I was sitting in my home office this morning after having a cup of coffee and reading the daily electronic newspaper. Since it was the first day of school, I decided to turn on the television to look at the local news. There are usually some interesting people-interest stories reported on the first day. If there were some light-hearted people-interest stories reported, I don’t remember them, because they were overshadowed by some disturbing stories, a least they were disturbing to me.

One local school district in Central Arkansas is hiring nine resource officers this year. These are police officers hired under contract from the city’s police department. (I’ve decided not to name the school district or the local police department.) I moved through the television channels and the reporting was the same. Security is a top priority this year. I couldn’t help but get the sense that going to school these days is like entering a high security government facility. I also couldn’t help but to allow images of school violence to develop in my mind. God forbid there be demented school shooters this year. The decrease in onsite school attendance over these last two covid-pandemic years has lessened the opportunities for mentally unbalanced people to enter our schools to end the lives of some of our most valuable resources.

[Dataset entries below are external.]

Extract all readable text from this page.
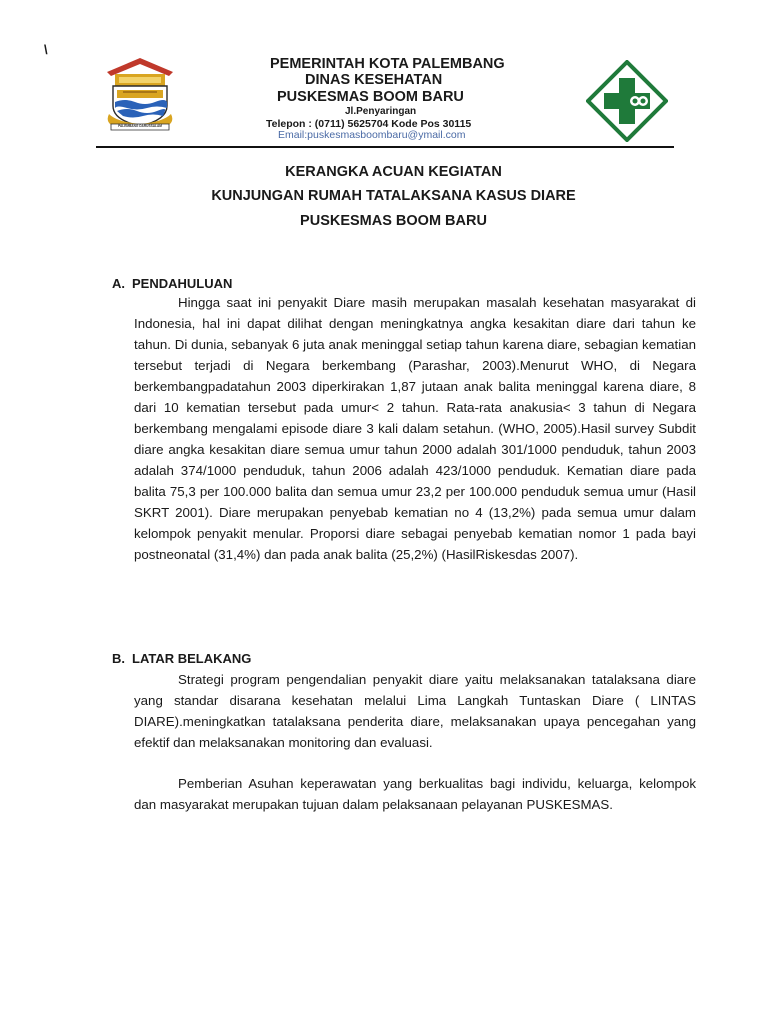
\
PALEMBANG DARUSSALAM
PEMERINTAH KOTA PALEMBANG
DINAS KESEHATAN
PUSKESMAS BOOM BARU
Jl.Penyaringan
Telepon : (0711) 5625704 Kode Pos 30115
Email:puskesmasboombaru@ymail.com
KERANGKA ACUAN KEGIATAN
KUNJUNGAN RUMAH TATALAKSANA KASUS DIARE
PUSKESMAS BOOM BARU
A. PENDAHULUAN

Hingga saat ini penyakit Diare masih merupakan masalah kesehatan masyarakat di Indonesia, hal ini dapat dilihat dengan meningkatnya angka kesakitan diare dari tahun ke tahun. Di dunia, sebanyak 6 juta anak meninggal setiap tahun karena diare, sebagian kematian tersebut terjadi di Negara berkembang (Parashar, 2003).Menurut WHO, di Negara berkembangpadatahun 2003 diperkirakan 1,87 jutaan anak balita meninggal karena diare, 8 dari 10 kematian tersebut pada umur< 2 tahun. Rata-rata anakusia< 3 tahun di Negara berkembang mengalami episode diare 3 kali dalam setahun. (WHO, 2005).Hasil survey Subdit diare angka kesakitan diare semua umur tahun 2000 adalah 301/1000 penduduk, tahun 2003 adalah 374/1000 penduduk, tahun 2006 adalah 423/1000 penduduk. Kematian diare pada balita 75,3 per 100.000 balita dan semua umur 23,2 per 100.000 penduduk semua umur (Hasil SKRT 2001). Diare merupakan penyebab kematian no 4 (13,2%) pada semua umur dalam kelompok penyakit menular. Proporsi diare sebagai penyebab kematian nomor 1 pada bayi postneonatal (31,4%) dan pada anak balita (25,2%) (HasilRiskesdas 2007).

B. LATAR BELAKANG

Strategi program pengendalian penyakit diare yaitu melaksanakan tatalaksana diare yang standar disarana kesehatan melalui Lima Langkah Tuntaskan Diare ( LINTAS DIARE).meningkatkan tatalaksana penderita diare, melaksanakan upaya pencegahan yang efektif dan melaksanakan monitoring dan evaluasi.

Pemberian Asuhan keperawatan yang berkualitas bagi individu, keluarga, kelompok dan masyarakat merupakan tujuan dalam pelaksanaan pelayanan PUSKESMAS.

I remember when I attended school back in the 1950s and 60s, even though this was during a time when segregation and the emergence of the civil rights movement were at loggerheads, there wasn’t the practice of using schools as shooting galleries. I was more concerned with how I would protect myself from the infamous school bully, who had promised to beat me up on the playground. These little high-noon type encounters didn’t have guns or knives added to the mix, only plain old fisticuffs. As I look back now, these scrimmages weren’t as bad as they seemed at the time. They almost seem comical.

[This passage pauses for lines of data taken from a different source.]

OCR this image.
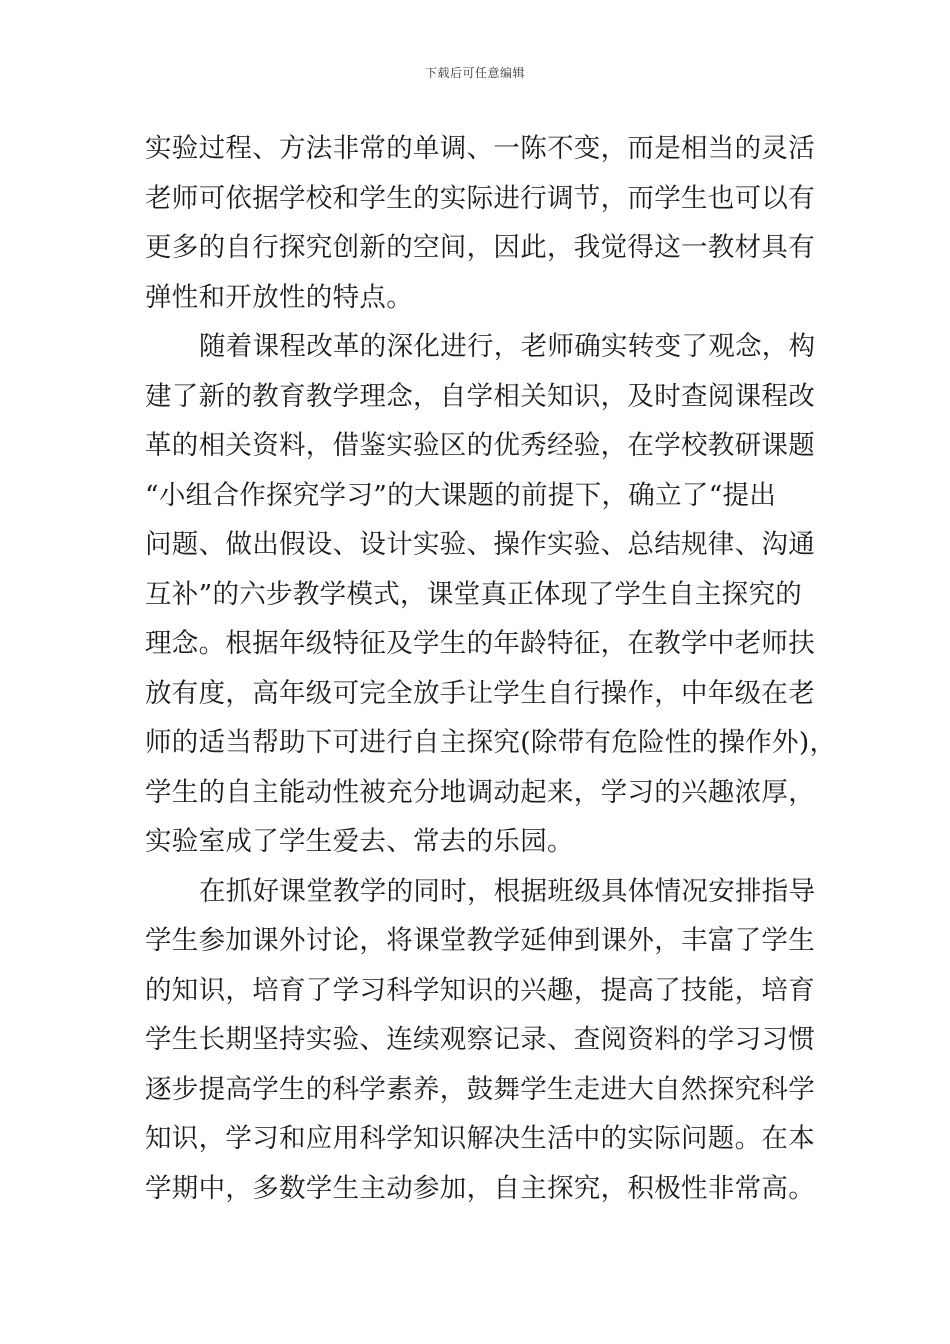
下载后可任意编辑
实验过程、方法非常的单调、一陈不变，而是相当的灵活
老师可依据学校和学生的实际进行调节，而学生也可以有
更多的自行探究创新的空间，因此，我觉得这一教材具有
弹性和开放性的特点。
随着课程改革的深化进行，老师确实转变了观念，构
建了新的教育教学理念，自学相关知识，及时查阅课程改
革的相关资料，借鉴实验区的优秀经验，在学校教研课题
“小组合作探究学习”的大课题的前提下，确立了“提出
问题、做出假设、设计实验、操作实验、总结规律、沟通
互补”的六步教学模式，课堂真正体现了学生自主探究的
理念。根据年级特征及学生的年龄特征，在教学中老师扶
放有度，高年级可完全放手让学生自行操作，中年级在老
师的适当帮助下可进行自主探究(除带有危险性的操作外)，
学生的自主能动性被充分地调动起来，学习的兴趣浓厚，
实验室成了学生爱去、常去的乐园。
在抓好课堂教学的同时，根据班级具体情况安排指导
学生参加课外讨论，将课堂教学延伸到课外，丰富了学生
的知识，培育了学习科学知识的兴趣，提高了技能，培育
学生长期坚持实验、连续观察记录、查阅资料的学习习惯
逐步提高学生的科学素养，鼓舞学生走进大自然探究科学
知识，学习和应用科学知识解决生活中的实际问题。在本
学期中，多数学生主动参加，自主探究，积极性非常高。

I could write more, but I’m overwhelmed with the question: WHY? Of course, I could dedicate countless words to answering that question; however, I don’t feel they would amply define the social illness under which we live these days. So, I’m left with WHY.

I’m old and blessed…hope you will be too.

3 thoughts on “                                                                                         Why?

  1. Linda Lee Adams/Lady Quixote August 22, 2022 / 9:24 pm

    We live in a small town in eastern New Mexico. Our home is about three blocks away from the schools. Earlier this year, the school was closed for a couple of days, because one of the students had posted things online that were alarming. Yes, indeed — WHY.


  2. rangewriter August 26, 2022 / 9:19 pm

    Oh dear. I saw similar images here in Idaho. School resources officers practicing active shooter drills, with weapons drawn, school desks blurred in the background. I kept thinking, “It’s come to this?”

    I remember grades school days in late 50s/early 60s with air raid drills. But there was little terror associated with those because they seemed so implausible, sort of like men from mars arriving. We kids sort of enjoyed the break in routine.

    Last night my local Braver Angels chapter had a discussion about gun regulation. It was an uneven conversation because three of us are in favor of safe and sane gun regulations. One fellow is very defensive (respectfully so, I must add) about his right to carry protection. We talked about how gun “culture” has changed drastically since about the 80s. He sees this as a response to drugs and wants to decriminalize drug use. I see his point…however, I also know that the NRA used to be a gun EDUCATION organization before they became a gun promotion and lobbying arm for the weapons industry. That plays into our culture, too.

    His personal story is important though. At the age of 19, he marched off to college on a full-ride scholarship only to be one of the survivors of the Virginia Tech massacre. He has carried that trauma all his life and freely questions if he could have done anything positive, had he had a gun on his belt. How each person processes danger and trauma is different. At least this man is determined to have sand and respectful conversations with people who disagree with him.

    I weep for what we’re leaving for the generations to come.